Am 12. Oktober 1950 hat sich dann der Finanzausschuß mit der Sache beschäftigt. Er hat die Aufwandsteuer kurzerhand abgelehnt. Von der berühmten und berüchtigten Spesenabgabe — das war der zweite Teil des damaligen Gesetzes — hat er gesagt, sie solle in das Einkommensteuergesetz eingearbeitet werden. Gott hat es leider gefügt, daß es inzwischen in einer schildbürgerlichen Weise auch dazu gekommen ist. Sie kennen das ja alles. Die Witzblätter, leider auch diese komischen Conférenciers, werden sicherlich Gelegenheit nehmen, sich ausführlich damit zu beschäftigen. Das können wir ja abwarten.

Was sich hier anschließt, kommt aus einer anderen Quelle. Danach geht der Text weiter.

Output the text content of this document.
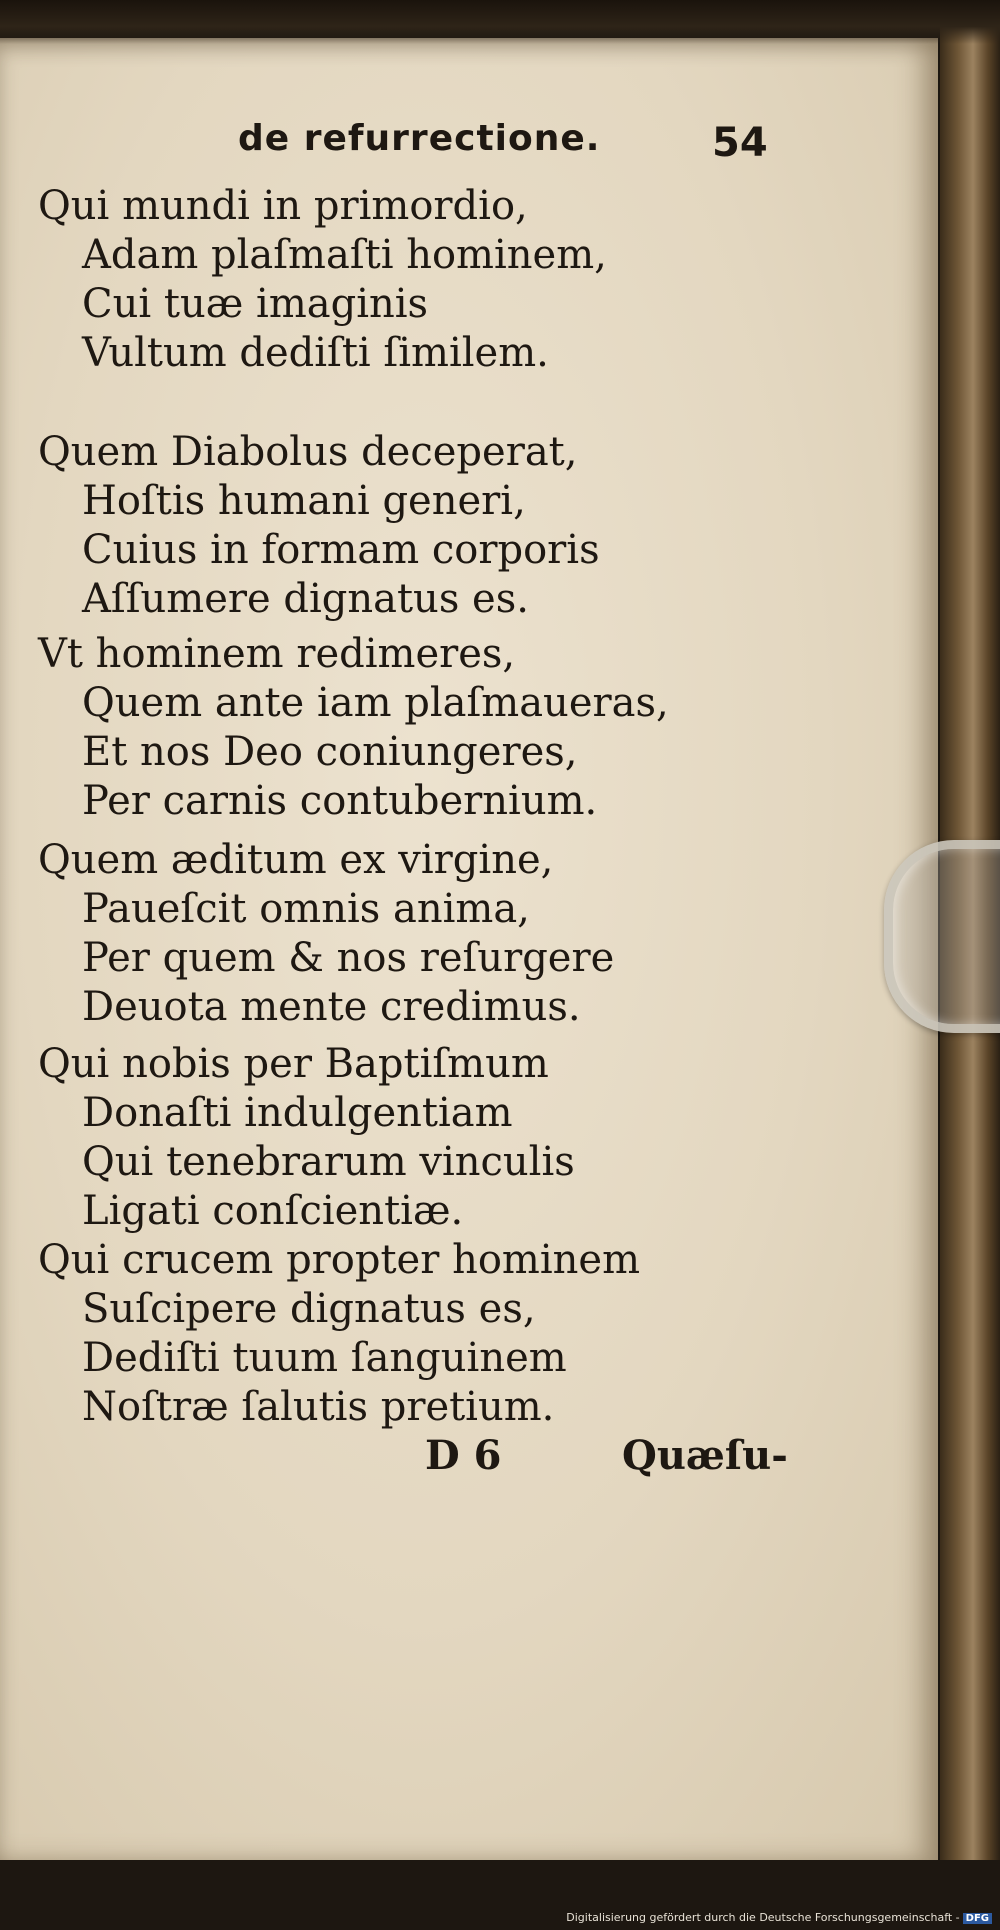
de refurrectione.	54
Qui mundi in primordio,
Adam plaſmaſti hominem,
Cui tuæ imaginis
Vultum dediſti ſimilem.
Quem Diabolus deceperat,
Hoſtis humani generi,
Cuius in formam corporis
Aſſumere dignatus es.
Vt hominem redimeres,
Quem ante iam plaſmaueras,
Et nos Deo coniungeres,
Per carnis contubernium.
Quem æditum ex virgine,
Paueſcit omnis anima,
Per quem & nos reſurgere
Deuota mente credimus.
Qui nobis per Baptiſmum
Donaſti indulgentiam
Qui tenebrarum vinculis
Ligati conſcientiæ.
Qui crucem propter hominem
Suſcipere dignatus es,
Dediſti tuum ſanguinem
Noſtræ ſalutis pretium.
D 6	Quæſu-
Digitalisierung gefördert durch die Deutsche Forschungsgemeinschaft - DFG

Damit aber nicht genug. Im Februar 1951 hat dann die Bundesregierung ein Gesetz verabschiedet, das nunmehr hieß: Sonderumsatzsteuer auf
Süßwaren und andere Gegenstände des entbehr- lichen Verbrauchs. Das ist aber dem Bundesrat schon gar nicht mehr vorgelegt worden. Ich weiß nicht, ob die massiven Bedarfsträger der Süßwaren das verhindert haben oder wie das damals gekommen ist.
Die Bundesregierung hat dann im Mai 1951 dem Bundesrat ein Sonderumsatzsteuergesetz vorgelegt, und das hat der Bundesrat am 8. Juni 1951 wieder abgelehnt. Schließlich hat sich die Bundesregierung am" 28. Juni 1951— Sie sehen, es ist schon eine ziemliche Leidensgeschichte — noch einmal auf diesen Entwurf zurückgezogen und hat versucht, den Finanzausschuß dafür zu gewinnen. Der Finanzausschuß hat aber die Beratung abgelehnt.